Need a Clear explanation on how normalizing inputs helps learning

saiprasanna · April 16, 2017, 2:07pm

If we subtract the inputs by mean of test data and divide by standard deviation do we loose some information?
And lets say I have 10 inputs to train the neural net, and I have normalized the data with the mean and variance of these 10 inputs. Now there is no guarantee that the inputs for me to predict with this trained network will have same distribution right? Any example with limited number of neurons and some actual numbers on how normalizing helps would be helpful.

Rothrock42 · April 16, 2017, 2:47pm

My understanding is that it is a technique to help the learning algorithm – SGD or the others – find a speedier solution. It does this by making the feature space more regular. The example I got was from Andrew Ng’s course. In his example lets say we are doing something where we are trying to predict housing prices based upon just two features number of rooms and square feet. He only uses two features because we can easily plot and visualize it. In that case one set of features ranges from 1 to 5 (maybe) and the other ranges from 800 to 3,500.
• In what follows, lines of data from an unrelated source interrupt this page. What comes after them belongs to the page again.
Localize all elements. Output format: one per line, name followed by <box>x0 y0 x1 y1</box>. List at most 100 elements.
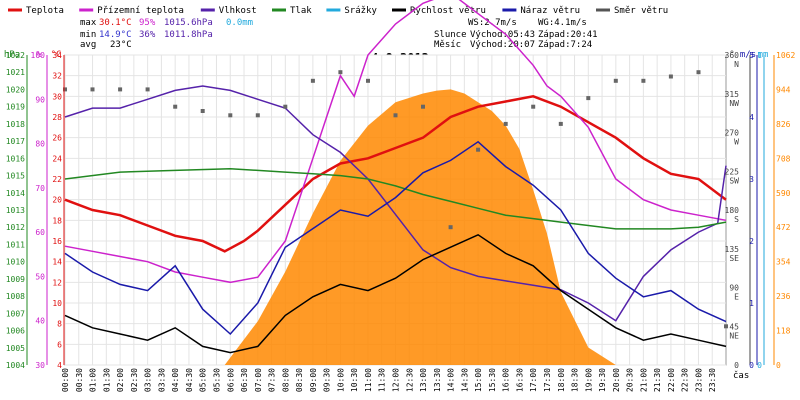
x-tick-label: 17:00 <box>529 368 538 392</box>
x-tick-label: 19:30 <box>598 368 607 392</box>
radiation-tick-label: 708 <box>776 154 791 163</box>
temperature-tick-label: 12 <box>52 278 62 287</box>
radiation-tick-label: 118 <box>776 327 791 336</box>
direction-point <box>613 78 618 83</box>
x-tick-label: 04:00 <box>171 368 180 392</box>
series-lines <box>64 0 727 354</box>
sun-set: Západ:20:41 <box>538 30 598 40</box>
legend-label: Směr větru <box>614 6 668 16</box>
temperature-tick-label: 30 <box>52 92 62 101</box>
x-tick-label: 18:00 <box>557 368 566 392</box>
wind-tick-label: 0 <box>749 361 754 370</box>
pressure-tick-label: 1017 <box>6 137 25 146</box>
stats-max-rain: 0.0mm <box>226 18 253 28</box>
direction-tick-label: 270 <box>725 129 740 138</box>
direction-point <box>476 147 481 152</box>
series-radiation <box>224 89 616 366</box>
radiation-tick-label: 236 <box>776 292 791 301</box>
humidity-tick-label: 40 <box>35 317 45 326</box>
pressure-tick-label: 1019 <box>6 103 25 112</box>
temperature-tick-label: 14 <box>52 258 62 267</box>
series-rychlost-v-tru <box>64 233 727 354</box>
direction-point <box>366 78 370 83</box>
x-tick-label: 03:00 <box>144 368 153 392</box>
direction-point <box>448 225 453 230</box>
radiation-tick-label: 0 <box>776 361 781 370</box>
pressure-tick-label: 1004 <box>6 361 25 370</box>
x-tick-label: 08:30 <box>295 368 304 392</box>
pressure-tick-label: 1005 <box>6 344 25 353</box>
radiation-tick-label: 944 <box>776 85 791 94</box>
pressure-axis-unit: hPa <box>4 50 20 60</box>
x-tick-label: 14:00 <box>447 368 456 392</box>
temperature-tick-label: 10 <box>52 299 62 308</box>
pressure-tick-label: 1021 <box>6 68 25 77</box>
direction-point <box>558 121 563 126</box>
humidity-axis-unit: % <box>36 50 42 60</box>
x-tick-label: 06:30 <box>240 368 249 392</box>
direction-point <box>200 109 205 113</box>
stats-min-label: min <box>80 30 96 40</box>
legend-label: Teplota <box>26 6 64 16</box>
moon-label: Měsíc <box>434 40 461 50</box>
x-tick-label: 16:30 <box>515 368 524 392</box>
x-tick-label: 20:00 <box>612 368 621 392</box>
temperature-tick-label: 26 <box>52 134 62 143</box>
direction-tick-label: 135 <box>725 245 740 254</box>
legend-label: Vlhkost <box>219 6 257 16</box>
humidity-tick-label: 60 <box>35 228 45 237</box>
x-tick-label: 10:00 <box>336 368 345 392</box>
direction-tick-label: 360 <box>725 51 740 60</box>
temperature-tick-label: 32 <box>52 72 62 81</box>
x-tick-label: 00:30 <box>75 368 84 392</box>
direction-tick-label: 315 <box>725 90 740 99</box>
x-tick-label: 07:00 <box>254 368 263 392</box>
pressure-tick-label: 1018 <box>6 120 25 129</box>
rain-tick-label: 1 <box>757 51 762 60</box>
stats-avg-temp: 23°C <box>110 40 132 50</box>
temperature-tick-label: 8 <box>57 320 62 329</box>
temperature-tick-label: 4 <box>57 361 62 370</box>
moon-rise: Východ:20:07 <box>470 40 535 50</box>
x-tick-label: 10:30 <box>350 368 359 392</box>
sun-moon-info: WS:2.7m/s WG:4.1m/s Slunce Východ:05:43 … <box>434 18 598 50</box>
direction-dir-label: NE <box>729 331 739 340</box>
x-tick-label: 11:00 <box>364 368 373 392</box>
humidity-tick-label: 50 <box>35 272 45 281</box>
temperature-tick-label: 34 <box>52 51 62 60</box>
stats-panel: max 30.1°C 95% 1015.6hPa 0.0mm min 14.9°… <box>80 18 253 50</box>
x-tick-label: 20:30 <box>626 368 635 392</box>
direction-tick-label: 45 <box>729 322 739 331</box>
pressure-tick-label: 1010 <box>6 258 25 267</box>
direction-point <box>310 78 315 83</box>
x-tick-label: 19:00 <box>584 368 593 392</box>
humidity-tick-label: 100 <box>31 51 46 60</box>
wind-tick-label: 5 <box>749 51 754 60</box>
direction-dir-label: SW <box>729 176 739 185</box>
wind-gust-info: WG:4.1m/s <box>538 18 587 28</box>
direction-point <box>641 78 646 83</box>
series-vlhkost <box>64 85 727 322</box>
direction-tick-label: 90 <box>729 284 739 293</box>
x-tick-label: 09:00 <box>309 368 318 392</box>
direction-dir-label: SE <box>729 254 739 263</box>
radiation-tick-label: 590 <box>776 189 791 198</box>
pressure-tick-label: 1007 <box>6 309 25 318</box>
pressure-tick-label: 1013 <box>6 206 25 215</box>
wind-direction-points <box>63 70 728 329</box>
direction-point <box>586 96 591 101</box>
direction-point <box>724 324 728 329</box>
wind-tick-label: 4 <box>749 113 754 122</box>
x-tick-label: 12:30 <box>405 368 414 392</box>
direction-dir-label: E <box>734 293 739 302</box>
humidity-tick-label: 90 <box>35 95 45 104</box>
legend-label: Náraz větru <box>520 6 580 16</box>
x-tick-label: 07:30 <box>268 368 277 392</box>
x-tick-label: 02:30 <box>130 368 139 392</box>
pressure-tick-label: 1014 <box>6 189 25 198</box>
humidity-tick-label: 70 <box>35 184 45 193</box>
pressure-tick-label: 1012 <box>6 223 25 232</box>
rain-axis-unit: mm <box>758 50 769 60</box>
direction-point <box>283 104 288 109</box>
legend-label: Rychlost větru <box>410 6 486 16</box>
When the cost function is plotted for this data set, it would have a very skewed shape with a “valley” this means the learning algorithm will end up having to jump back and forth from side to side and will descend more slowly than if the features had been normalized and the contour plot was more round.
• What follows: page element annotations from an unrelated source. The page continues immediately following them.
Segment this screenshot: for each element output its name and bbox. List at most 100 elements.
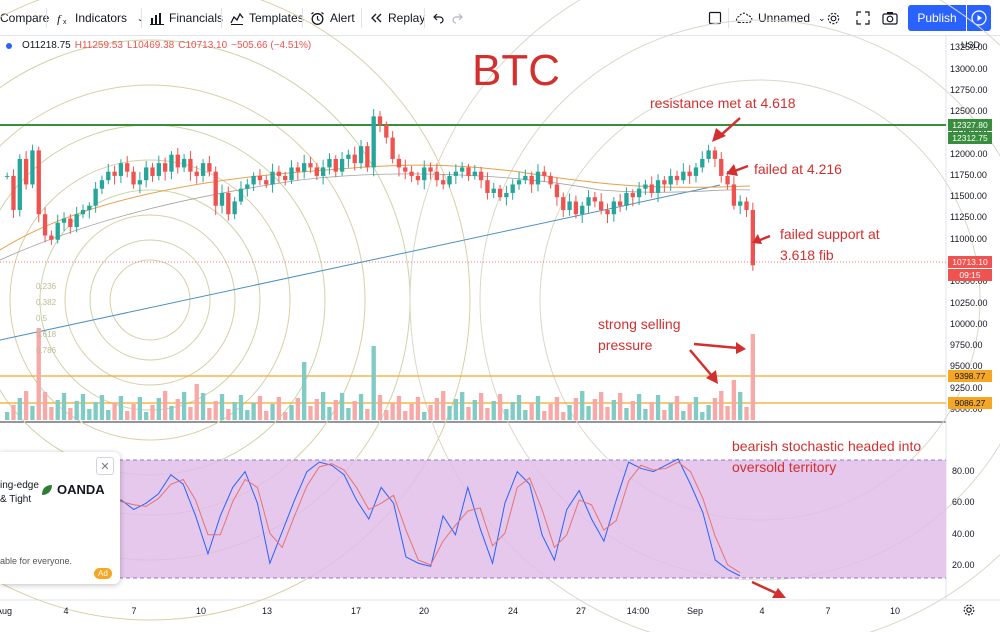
candles bbox=[5, 109, 755, 271]
indicators-button[interactable]: fx Indicators ⌄ bbox=[56, 0, 144, 36]
oanda-logo: OANDA bbox=[40, 482, 105, 497]
volume-bar bbox=[200, 393, 206, 420]
volume-bar bbox=[523, 410, 528, 420]
toolbar-divider bbox=[302, 8, 303, 28]
candle-body bbox=[371, 116, 376, 168]
volume-bar bbox=[497, 394, 503, 420]
volume-bar bbox=[99, 395, 105, 420]
snapshot-button[interactable] bbox=[882, 0, 903, 36]
candle-body bbox=[655, 180, 661, 193]
volume-bar bbox=[251, 403, 256, 420]
candle-body bbox=[561, 197, 566, 210]
candle-body bbox=[384, 124, 389, 138]
volume-bar bbox=[118, 396, 124, 420]
publish-button[interactable]: Publish bbox=[908, 5, 966, 31]
templates-button[interactable]: Templates bbox=[230, 0, 304, 36]
oanda-leaf-icon bbox=[42, 484, 52, 495]
toolbar-divider bbox=[728, 8, 729, 28]
candle-body bbox=[194, 171, 199, 176]
price-tick-label: 10000.00 bbox=[950, 318, 988, 329]
stochastic-lines bbox=[9, 458, 741, 577]
ohlc-legend: O11218.75 H11259.53 L10469.38 C10713.10 … bbox=[6, 40, 311, 51]
price-label-orange-2: 9086.27 bbox=[948, 397, 992, 409]
volume-bar bbox=[725, 406, 730, 420]
candle-body bbox=[125, 163, 130, 172]
expand-icon bbox=[856, 11, 870, 25]
play-circle-icon bbox=[971, 10, 987, 26]
chart-title-annotation: BTC bbox=[472, 46, 560, 95]
volume-bar bbox=[175, 399, 180, 420]
volume-bar bbox=[327, 407, 332, 420]
candle-body bbox=[731, 184, 737, 206]
candle-body bbox=[61, 218, 67, 223]
candle-body bbox=[415, 175, 421, 181]
currency-label: USD bbox=[961, 40, 981, 50]
redo-button[interactable] bbox=[452, 0, 469, 36]
alert-button[interactable]: Alert bbox=[310, 0, 355, 36]
volume-bar bbox=[712, 398, 718, 420]
price-axis[interactable]: USD 13250.0013000.0012750.0012500.001225… bbox=[947, 36, 1000, 600]
toolbar-divider bbox=[221, 8, 222, 28]
candle-body bbox=[188, 158, 193, 172]
volume-bar bbox=[668, 403, 673, 420]
undo-icon bbox=[433, 13, 444, 24]
volume-bar bbox=[276, 397, 282, 420]
volume-bar bbox=[611, 400, 616, 420]
replay-button[interactable]: Replay bbox=[369, 0, 425, 36]
volume-bar bbox=[207, 408, 212, 420]
candle-body bbox=[390, 137, 395, 159]
settings-button[interactable] bbox=[826, 0, 846, 36]
candle-body bbox=[719, 158, 724, 176]
ad-close-button[interactable]: ✕ bbox=[96, 457, 114, 475]
candle-body bbox=[295, 167, 301, 172]
trend-line[interactable] bbox=[0, 184, 721, 341]
volume-bar bbox=[738, 392, 743, 420]
compare-button[interactable]: Compare bbox=[0, 11, 50, 25]
candle-body bbox=[238, 188, 244, 202]
candle-body bbox=[333, 158, 338, 172]
volume-bar bbox=[365, 409, 370, 420]
price-tick-label: 11250.00 bbox=[950, 212, 987, 223]
stoch-tick-label: 60.00 bbox=[952, 497, 975, 508]
volume-bar bbox=[504, 409, 509, 420]
candle-body bbox=[270, 171, 275, 185]
chart-settings-button[interactable] bbox=[962, 603, 976, 622]
volume-bar bbox=[23, 391, 29, 420]
volume-bar bbox=[339, 393, 345, 420]
volume-bar bbox=[232, 402, 237, 420]
candle-body bbox=[447, 175, 452, 185]
volume-bar bbox=[371, 346, 376, 420]
volume-bar bbox=[428, 405, 433, 420]
fib-circle-8 bbox=[0, 0, 471, 621]
financials-button[interactable]: Financials bbox=[150, 0, 223, 36]
fullscreen-button[interactable] bbox=[856, 0, 875, 36]
candle-body bbox=[586, 197, 591, 206]
volume-bar bbox=[548, 404, 553, 420]
volume-bar bbox=[472, 400, 477, 420]
candle-body bbox=[352, 154, 357, 164]
fib-circle-0 bbox=[109, 259, 191, 341]
volume-bar bbox=[289, 405, 294, 420]
templates-chevron-down-icon[interactable]: ⌄ bbox=[137, 14, 144, 23]
volume-bar bbox=[447, 406, 452, 420]
time-tick-label: 13 bbox=[261, 606, 273, 616]
candle-body bbox=[137, 180, 143, 185]
templates-icon bbox=[230, 12, 244, 25]
undo-button[interactable] bbox=[432, 0, 449, 36]
candle-body bbox=[302, 163, 307, 172]
volume-bar bbox=[561, 412, 566, 420]
candle-body bbox=[434, 171, 440, 181]
fib-label: 0.618 bbox=[36, 330, 57, 339]
candle-body bbox=[485, 180, 490, 193]
ad-line-2: & Tight bbox=[0, 494, 32, 505]
ad-line-1: ing-edge bbox=[0, 480, 39, 491]
advertisement-card[interactable]: ✕ ing-edge & Tight OANDA able for everyo… bbox=[0, 452, 120, 584]
volume-bar bbox=[554, 397, 560, 420]
volume-bar bbox=[377, 395, 383, 420]
volume-bar bbox=[194, 384, 199, 420]
price-tick-label: 11500.00 bbox=[950, 191, 987, 202]
fib-circle-2 bbox=[64, 214, 236, 386]
toolbar-divider bbox=[141, 8, 142, 28]
candle-body bbox=[662, 180, 667, 185]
With images it might not really be necessary in general to normalize since they all have a range of 0 to 255. However, in the case of vgg16, we are using pre-trained weights where they were trained with normalization. So that is why we need out inputs to resemble that original training set.

As for your example of 10 samples for training your net. I guess that is why most training sets are larger than 10. The point is to have enough features from the set of things you’re trying to train on to capture the general shape of the “function” that defines that set of things. Stretching and squashing that function shouldn’t affect the ability to model the function. At least that is my understanding of it.

saiprasanna · April 17, 2017, 3:22am

Thanks, Any link to andrew ng talk on normalizing inputs?

Rothrock42 · April 17, 2017, 2:36pm

Its part of the Coursera Machine Learning Standford course.https://www.coursera.org/learn/machine-learning

Its also a free online course and focuses mostly on the math behind deep learning. It is a few years old, but the match hasn’t changed all that much.

The other thing I recommend is that you listen again to when Jeremy talks about Batch Normalization. The same ideas about normalizing inside the neural net to help keep any one signal from dominating also apply to the inputs.